Some witnesses had seen a sack of clothes tumbling from the roof, others a mannequin. No one had seen a falling man despite one lying crushed at their feet. It just didn’t seem real, they said, and Sandy would have to agree although she herself had not been one of the witnesses. She’d been sitting in the living room, beer in hand, waiting for Ted to return from the hall with some ice. She hadn’t heard the thud, or the commotion below, and had barely registered the sirens when they tore through the late afternoon haze. But she’d heard the sound of breaking glass and had turned her head towards it as she drifted off.
Sandy wasn’t a smart woman. She didn’t own stock and couldn’t solve a crossword puzzle even when the answers were printed upside-down at its base. And although her family tended to agree that she’d never be a contestant on Jeopardy, Sandy knew a thing or two about suicide and the main thing she knew was that it wasn’t sudden. There were no flipping switches or shorts in the circuitry. It took time for a life to extinguish itself and it took more introspection than most people could muster.
This is how Sandy knows she will never die by her own hand.
Her father was a suicide although that’s not how it read on his death certificate. He hadn’t driven his car into a river or surprised a train. There were no razor blades or pill bottles littering the site of his demise. There was just his body with a shattered heart and her mother with a bitter one.
The heart attack had surprised no one.
Sandy’s father had prophesied it from the day of her birth – before, if her mother was to be believed – having conjured it from the dust of his own father’s grave and nurtured it with every thought, every fear, every dark desire, until finally, as the clock ticked down on his sixtieth year, his wish had been granted.
Sandy hadn’t cried then, although now, as she thinks of Ted, she does. She’d thought at the time that it was strange for him to leave the apartment in response to her request for ice. But she was on her third bottle by then so that thought, like so many others, proved ephemeral.
Then she had heard the sound of breaking glass.
It had come from the kitchen where a tumbler she’d haphazardly set on the counter had toppled and rolled, crashing to the floor while she hovered on the misty cusp of sleep.
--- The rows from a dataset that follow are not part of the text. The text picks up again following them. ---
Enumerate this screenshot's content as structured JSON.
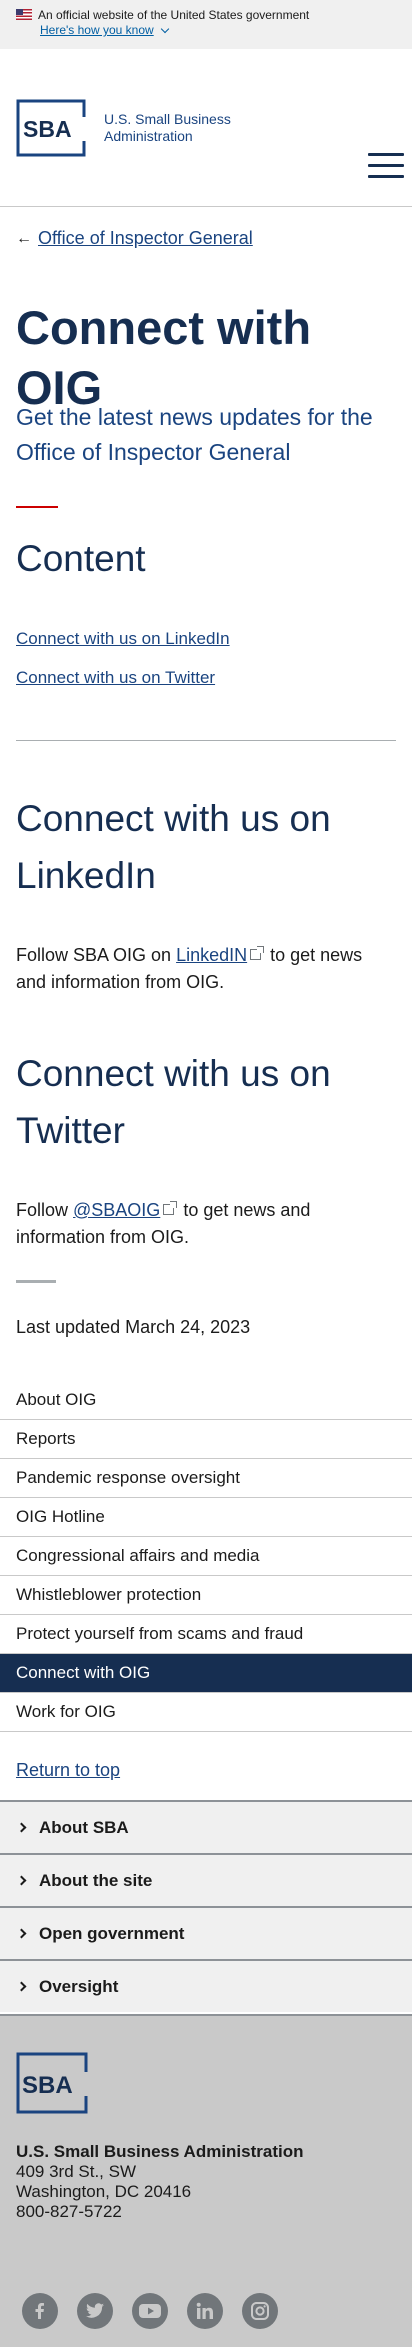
{
  "gov_banner": {
    "official_text": "An official website of the United States government",
    "how_you_know": "Here's how you know"
  },
  "header": {
    "logo_line1": "U.S. Small Business",
    "logo_line2": "Administration"
  },
  "breadcrumb": {
    "label": "Office of Inspector General"
  },
  "page": {
    "title": "Connect with OIG",
    "lead": "Get the latest news updates for the Office of Inspector General",
    "content_heading": "Content",
    "toc": [
      "Connect with us on LinkedIn",
      "Connect with us on Twitter"
    ],
    "linkedin": {
      "heading": "Connect with us on LinkedIn",
      "text_before": "Follow SBA OIG on ",
      "link": "LinkedIN",
      "text_after": " to get news and information from OIG."
    },
    "twitter": {
      "heading": "Connect with us on Twitter",
      "text_before": "Follow ",
      "link": "@SBAOIG",
      "text_after": " to get news and information from OIG."
    },
    "last_updated": "Last updated March 24, 2023"
  },
  "sidenav": {
    "items": [
      "About OIG",
      "Reports",
      "Pandemic response oversight",
      "OIG Hotline",
      "Congressional affairs and media",
      "Whistleblower protection",
      "Protect yourself from scams and fraud",
      "Connect with OIG",
      "Work for OIG"
    ],
    "active": "Connect with OIG"
  },
  "return_to_top": "Return to top",
  "accordions": [
    "About SBA",
    "About the site",
    "Open government",
    "Oversight"
  ],
  "footer": {
    "org": "U.S. Small Business Administration",
    "street": "409 3rd St., SW",
    "city": "Washington, DC 20416",
    "phone": "800-827-5722",
    "social_icons": [
      "facebook-icon",
      "twitter-icon",
      "youtube-icon",
      "linkedin-icon",
      "instagram-icon"
    ]
  },
  "colors": {
    "navy": "#162e51",
    "link": "#1a4480",
    "red": "#cc0000",
    "active_bg": "#162e51"
  }
}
She was busy sweeping up the fragments an hour later when the police arrived and told her about Ted and the pigeons and the dumbfounded witnesses.
This is how the sound of breaking glass came to be fused with Ted’s death. And not only that. It’s also how Sandy came to be living in a bungalow, on the mercifully flat prairies, hurling insults at pigeons, and informing anyone who’d listen about the dangers of requesting ice for their beer. Not everyone listened. Even Sandy picked up on that. But she felt that it was her duty to continue to try.
For the past.
For Ted.
For the promises that were made but never spoken.